I had often wondered how it is with a man when he closes his life to this world. Looking upon the struggling efforts of a dying man to retain his hold upon his body, I had often wondered whether his sliding to unconsciousness was like the dissolving of the mind to sleep in this life.
That death was not like sleep was at such times patent enough—it was patent enough that it was the antithesis of sleep. Sleep is peaceful; death is convulsed—sleep is rest; death is separation.
That which I here following read in the book as it lay open upon the man's knees seemed in a way dark, broken, indistinct with a certain grim obscurity; yet if I read truly therein I distinguished this great difference between death and sleep: Sleep is the cessation of consciousness from an interior life to exterior thought; death is the cessation of
consciousness from the exterior mind to an interior life.
When Sandy Graff opened his eyes once more, it was to find himself again within the sheltering arms of the Refuge. That awakening was almost to a full and clear consciousness. It was with no confusion of thought and but little confusion of sight, except for a white mist that seemed to blur the things he saw.

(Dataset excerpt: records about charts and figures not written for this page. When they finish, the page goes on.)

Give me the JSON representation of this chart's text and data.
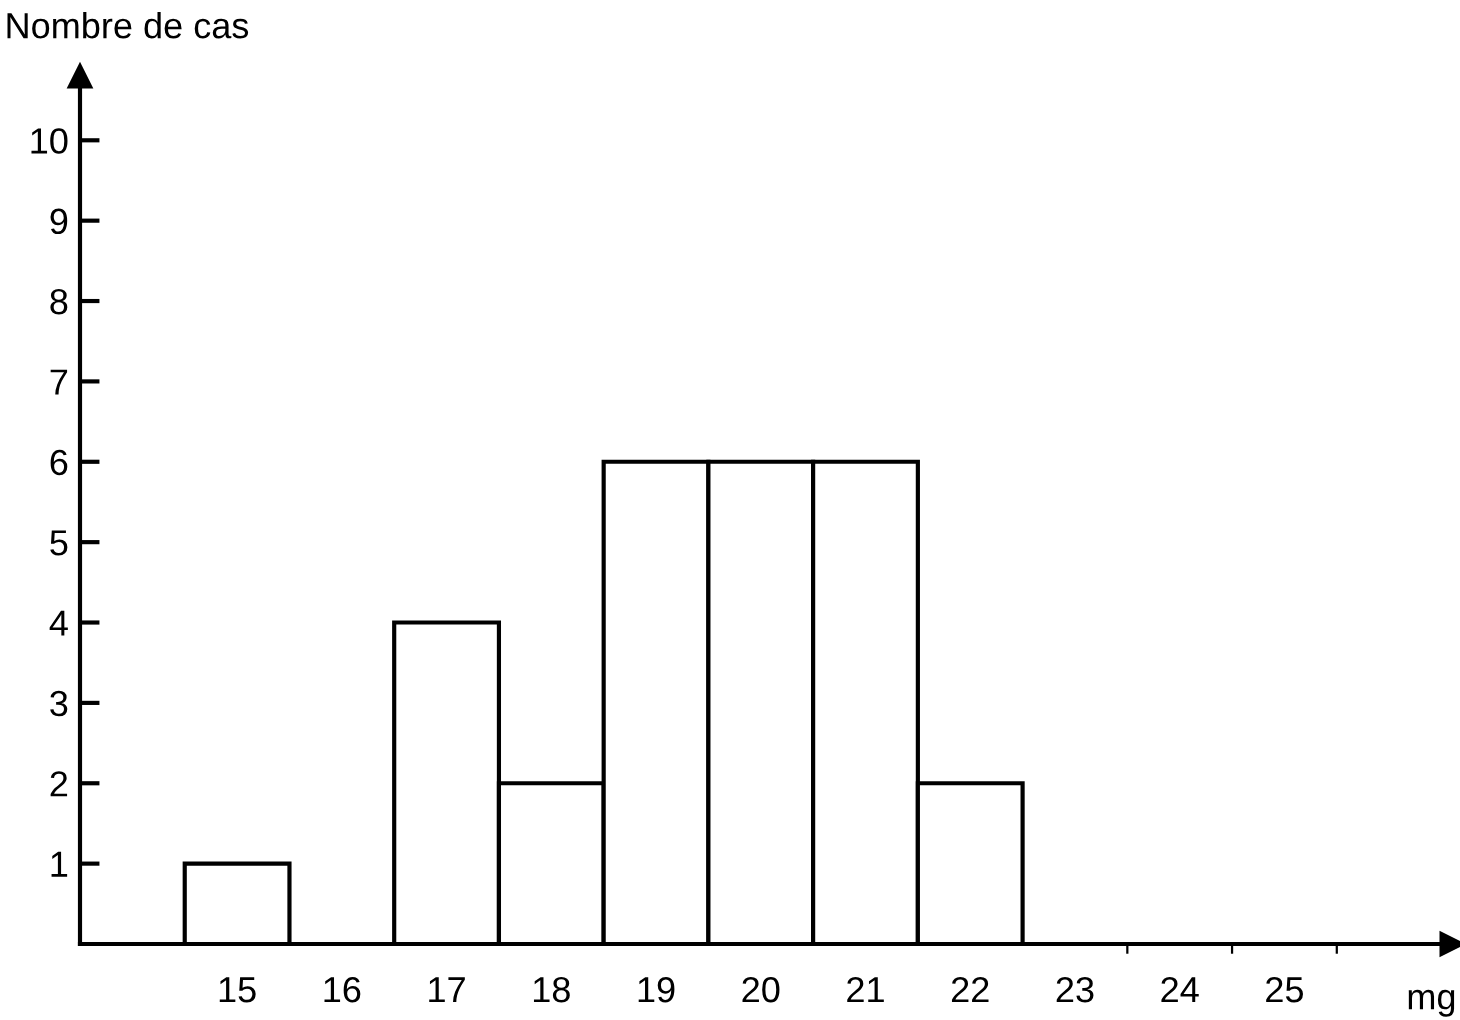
{
  "chart_data": {
    "type": "histogram",
    "bins": [
      14.5,
      15.5,
      16.5,
      17.5,
      18.5,
      19.5,
      20.5,
      21.5,
      22.5,
      23.5,
      24.5,
      25.5
    ],
    "values": [
      1,
      0,
      4,
      2,
      6,
      6,
      6,
      2,
      0,
      0,
      0
    ],
    "color": "#ffffff",
    "xlabel": "mg",
    "ylabel": "Nombre de cas",
    "xlim": [
      13.5,
      26.6
    ],
    "ylim": [
      0,
      10.8
    ],
    "xticks": [
      15,
      16,
      17,
      18,
      19,
      20,
      21,
      22,
      23,
      24,
      25,
      {
        "value": 23.5,
        "label": null
      },
      {
        "value": 24.5,
        "label": null
      },
      {
        "value": 25.5,
        "label": null
      }
    ],
    "yticks": [
      1,
      2,
      3,
      4,
      5,
      6,
      7,
      8,
      9,
      10
    ],
    "grid": false
  }
}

He knew, instantly and vividly, where he was. Instantly and vividly everything found its fit place in his mind—the long rows of cots; the bald, garishly white walls, cold and unbeautiful in their immaculate cleanliness; the range of curtainless windows looking out upon the chill, thin gray of the winter day. He was not surprised to find himself in the Refuge; it did not seem strange to him, and he did not wonder. He dimly remembered stumbling through the snow-drifts and then falling asleep, overpowered by an irresistible and leaden drowsiness. But just where it was he fell, he could not recall.
He saw with dim sight that three or four people were gathered about his bed. Two of them were rubbing his legs and feet, but he could not feel them. It was
this senselessness of feeling that first brought the jarring of the truth to him. The house-steward stood near by, and Sandy turned his face weakly toward him. "Mr. Jackson," said he, faintly, "I think I'm going to die."